H. R. 1451
IN THE HOUSE OF REPRESENTATIVES
March 17, 2005
Mr. Waxman (for himself, Mr. Boehlert, Mr. Allen, Mr. Gilchrest, Mr. Grijalva, Mrs. Johnson of Connecticut, Ms. Schakowsky, Mrs. Kelly, Mrs. Capps, Mr. McHugh, Mr. Doggett, Mr. Saxton, Mr. Markey, Mr. Shays, Ms. Solis, Mr. Smith of New Jersey, Mr. Engel, and Mr. Walsh) introduced the following bill; which was referred to the Committee on Energy and Commerce
To amend the Clean Air Act to reduce emissions from electric powerplants, and for other purposes.
This Act may be cited as the
Clean Smokestacks Act of 2005.
Reduction of emissions from powerplants
Part A of title I of the Clean Air Act (42 U.S.C. 7401 et seq.) is amended by adding at the end the following:
Reduction of emissions from powerplants
Emission reduction objectives
The emission reduction objectives of this section are to reduce, not later than January 1, 2010:
aggregate sulfur dioxide emissions from powerplants by 75 percent from the levels allowed under full implementation of the Phase II sulfur dioxide requirements under title IV (relating to acid deposition control);
aggregate nitrogen oxide emissions from powerplants by 75 percent from 1997 levels;
aggregate carbon dioxide emissions from powerplants to the level of carbon dioxide emissions from powerplants in 1990; and
aggregate mercury emissions from powerplants by 90 percent from the 1999 levels.
Not later than 2 years after the date of enactment of this section, the Administrator shall promulgate regulations to achieve the emission reduction objectives specified in subsection (a).
The regulations promulgated under subparagraph (A)—
shall achieve the objectives in a manner that the Administrator determines will allocate required emission reductions equitably, taking into account emission reductions achieved before the date of enactment of this section and other relevant factors;
may include, except in the case of mercury, market-oriented mechanisms (such as emissions trading based on generation performance standards, auctions, or other allocation methods);
shall prevent localized adverse effects on public health and the environment and ensure that significant emission reductions are achieved in both the Eastern and Western regions of the United States;
shall ensure that any captured or recovered mercury is not rereleased into the environment; and
shall include, consistent with achieving the objectives set forth in subsection (a), incentives for renewable energy.
Interagency coordination to minimize costs and maximize gains
To minimize the economic costs and maximize the economic gains of achieving the emission reduction objectives specified in subsection (a), the Administrator shall coordinate with other departments and agencies of Federal and State government to increase energy efficiency, to increase the use of renewable energy, and to implement cost saving advanced demand and supply side policies, such as those described in the report prepared by the Interlaboratory Working Group of the Department of Energy entitled
Scenarios for a Clean Energy Future, dated November 2000.

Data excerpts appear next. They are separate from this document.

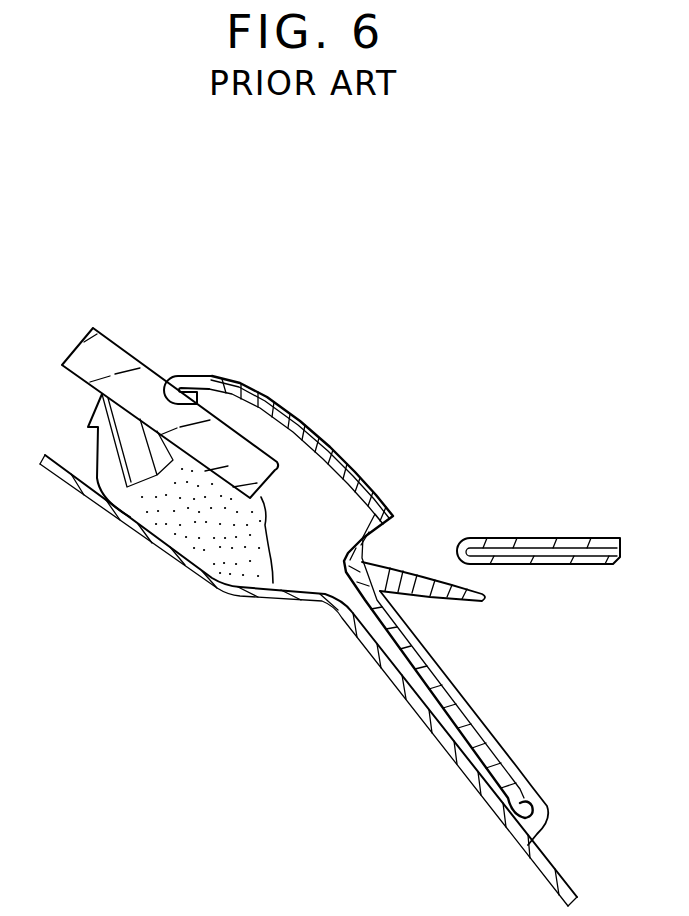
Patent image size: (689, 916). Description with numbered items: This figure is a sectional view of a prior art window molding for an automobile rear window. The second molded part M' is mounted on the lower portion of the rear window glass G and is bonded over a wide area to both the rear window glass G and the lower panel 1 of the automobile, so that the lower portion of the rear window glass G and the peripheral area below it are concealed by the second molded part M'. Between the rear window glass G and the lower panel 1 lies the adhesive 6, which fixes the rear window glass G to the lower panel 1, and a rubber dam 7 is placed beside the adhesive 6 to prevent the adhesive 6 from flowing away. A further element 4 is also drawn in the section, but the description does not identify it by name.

The rear window glass G is at (120, 360).
The rubber dam 7 is at (97, 408).
The adhesive 6 is at (261, 532).
The lower panel 1 is at (414, 707).
The second molded part M' is at (356, 610).
The retainer plate 4 is at (512, 536).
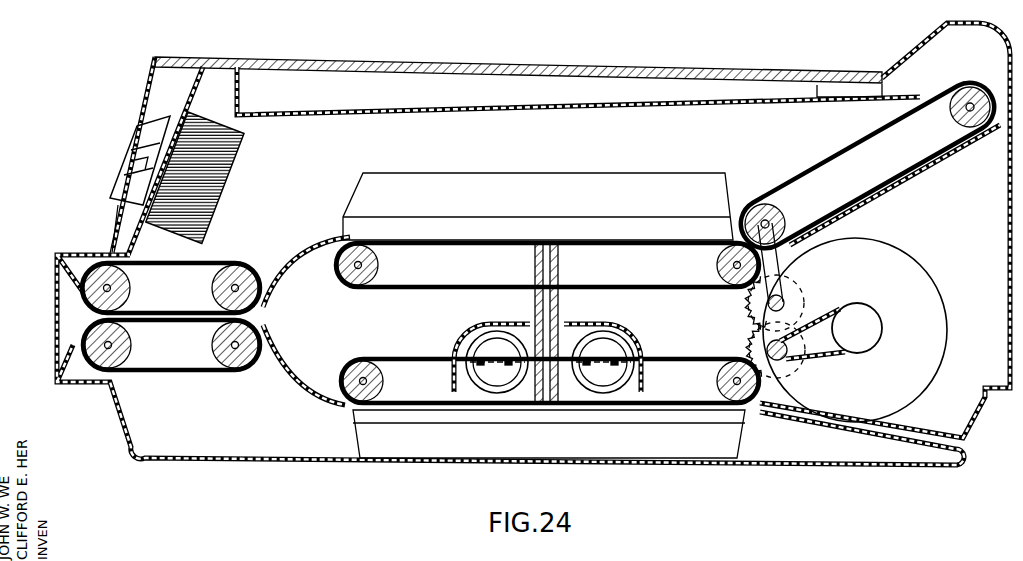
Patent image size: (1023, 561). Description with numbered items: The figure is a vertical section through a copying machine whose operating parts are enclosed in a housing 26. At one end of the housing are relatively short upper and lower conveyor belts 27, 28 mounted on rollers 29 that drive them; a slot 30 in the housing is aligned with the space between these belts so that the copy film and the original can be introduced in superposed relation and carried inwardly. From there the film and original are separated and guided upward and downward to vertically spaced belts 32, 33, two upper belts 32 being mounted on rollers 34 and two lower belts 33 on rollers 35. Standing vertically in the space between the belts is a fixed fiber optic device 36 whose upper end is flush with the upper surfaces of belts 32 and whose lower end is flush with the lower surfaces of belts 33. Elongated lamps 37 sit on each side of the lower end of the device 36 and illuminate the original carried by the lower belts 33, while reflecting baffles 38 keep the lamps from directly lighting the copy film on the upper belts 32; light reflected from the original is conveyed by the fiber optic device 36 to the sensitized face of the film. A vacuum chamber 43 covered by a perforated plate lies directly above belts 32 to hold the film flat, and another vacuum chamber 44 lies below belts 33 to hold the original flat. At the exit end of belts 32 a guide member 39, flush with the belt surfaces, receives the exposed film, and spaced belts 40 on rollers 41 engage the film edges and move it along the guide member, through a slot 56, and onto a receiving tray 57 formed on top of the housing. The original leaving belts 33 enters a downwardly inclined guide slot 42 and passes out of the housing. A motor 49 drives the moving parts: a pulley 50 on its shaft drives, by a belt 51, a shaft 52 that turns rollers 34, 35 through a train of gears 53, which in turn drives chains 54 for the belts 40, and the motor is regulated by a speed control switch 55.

The housing 26 is at (276, 465).
The upper conveyor belt 27 is at (213, 291).
The lower conveyor belt 28 is at (194, 378).
The rollers 29 is at (126, 292).
The slot 30 is at (85, 316).
The upper belts 32 is at (436, 289).
The lower belts 33 is at (352, 362).
The rollers 34 is at (717, 267).
The rollers 35 is at (384, 367).
The fiber optic device 36 is at (536, 295).
The elongated lamps 37 is at (490, 380).
The reflecting baffles 38 is at (466, 332).
The guide member 39 is at (953, 162).
The spaced belts 40 is at (829, 162).
The rollers 41 is at (960, 119).
The guide slot 42 is at (848, 428).
The vacuum chamber 43 is at (554, 173).
The vacuum chamber 44 is at (710, 458).
The motor 49 is at (938, 357).
The pulley 50 is at (878, 329).
The belt 51 is at (830, 357).
The shaft 52 is at (790, 357).
The train of gears 53 is at (810, 302).
The chains 54 is at (786, 272).
The speed control switch 55 is at (228, 118).
The slot 56 is at (927, 44).
The receiving tray 57 is at (434, 104).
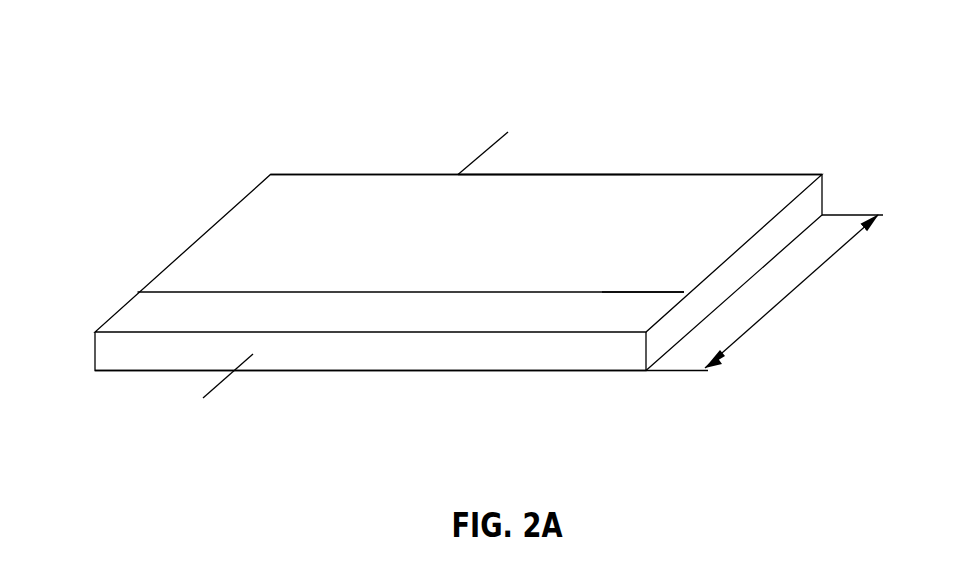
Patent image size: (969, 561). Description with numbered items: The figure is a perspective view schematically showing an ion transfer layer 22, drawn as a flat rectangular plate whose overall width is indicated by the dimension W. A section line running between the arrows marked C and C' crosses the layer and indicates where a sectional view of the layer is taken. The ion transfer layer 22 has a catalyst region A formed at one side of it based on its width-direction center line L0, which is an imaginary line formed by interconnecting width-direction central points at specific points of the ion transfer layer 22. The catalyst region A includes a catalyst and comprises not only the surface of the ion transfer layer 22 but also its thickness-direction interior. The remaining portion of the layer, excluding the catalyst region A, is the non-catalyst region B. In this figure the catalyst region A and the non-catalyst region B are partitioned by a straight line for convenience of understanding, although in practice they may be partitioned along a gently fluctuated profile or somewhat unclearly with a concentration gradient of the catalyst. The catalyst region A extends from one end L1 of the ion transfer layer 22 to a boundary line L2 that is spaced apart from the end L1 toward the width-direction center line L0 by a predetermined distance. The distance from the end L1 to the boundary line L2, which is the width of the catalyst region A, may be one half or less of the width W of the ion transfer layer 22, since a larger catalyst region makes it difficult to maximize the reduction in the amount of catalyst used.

The regulations promulgated under subsection (b) may require additional reductions in emissions from powerplants if the Administrator determines that the emission levels necessary to achieve the emission reduction objectives specified in subsection (a) are not reasonably anticipated to protect public health or welfare.

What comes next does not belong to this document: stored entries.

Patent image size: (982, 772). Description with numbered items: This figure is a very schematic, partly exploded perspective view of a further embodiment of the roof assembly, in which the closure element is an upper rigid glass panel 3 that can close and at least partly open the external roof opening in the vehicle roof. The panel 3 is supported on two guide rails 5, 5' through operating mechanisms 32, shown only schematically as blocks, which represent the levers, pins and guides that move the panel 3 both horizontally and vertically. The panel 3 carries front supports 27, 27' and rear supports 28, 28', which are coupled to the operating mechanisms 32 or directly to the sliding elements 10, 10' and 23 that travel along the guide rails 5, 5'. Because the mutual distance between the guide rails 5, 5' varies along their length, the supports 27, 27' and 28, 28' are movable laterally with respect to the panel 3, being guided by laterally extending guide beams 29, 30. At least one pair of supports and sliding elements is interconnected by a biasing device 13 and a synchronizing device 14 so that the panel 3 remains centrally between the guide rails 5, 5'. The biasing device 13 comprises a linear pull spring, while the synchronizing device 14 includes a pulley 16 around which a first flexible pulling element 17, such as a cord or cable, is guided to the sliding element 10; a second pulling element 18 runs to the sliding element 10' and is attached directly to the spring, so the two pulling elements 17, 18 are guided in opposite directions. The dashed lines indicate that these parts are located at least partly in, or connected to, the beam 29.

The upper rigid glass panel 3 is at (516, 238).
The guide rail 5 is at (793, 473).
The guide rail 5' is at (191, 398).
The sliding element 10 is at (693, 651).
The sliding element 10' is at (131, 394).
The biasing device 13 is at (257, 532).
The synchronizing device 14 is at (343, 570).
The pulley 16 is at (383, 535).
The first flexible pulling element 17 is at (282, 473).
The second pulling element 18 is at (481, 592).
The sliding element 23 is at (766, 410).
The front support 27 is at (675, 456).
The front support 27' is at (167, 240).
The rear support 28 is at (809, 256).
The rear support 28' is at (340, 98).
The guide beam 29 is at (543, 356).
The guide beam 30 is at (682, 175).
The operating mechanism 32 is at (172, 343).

Modernization of outdated powerplants
On the later of the date that is 30 years after a powerplant commenced operation or the date that is 5 years after the date of enactment of this section, it shall comply with—
the most recent new source performance standards promulgated under section 111; and
the requirements under parts C and D that are applicable to modified sources.
The requirements of this subsection shall be in addition to the requirements of the regulations promulgated under subsection (b).
The requirements of this section shall be in addition to, and not in lieu of, any other requirement of this Act.
In this section, the term powerplant means an electric generation facility with a nameplate capacity of 15 megawatts or more that uses a combustion device to generate electricity for sale.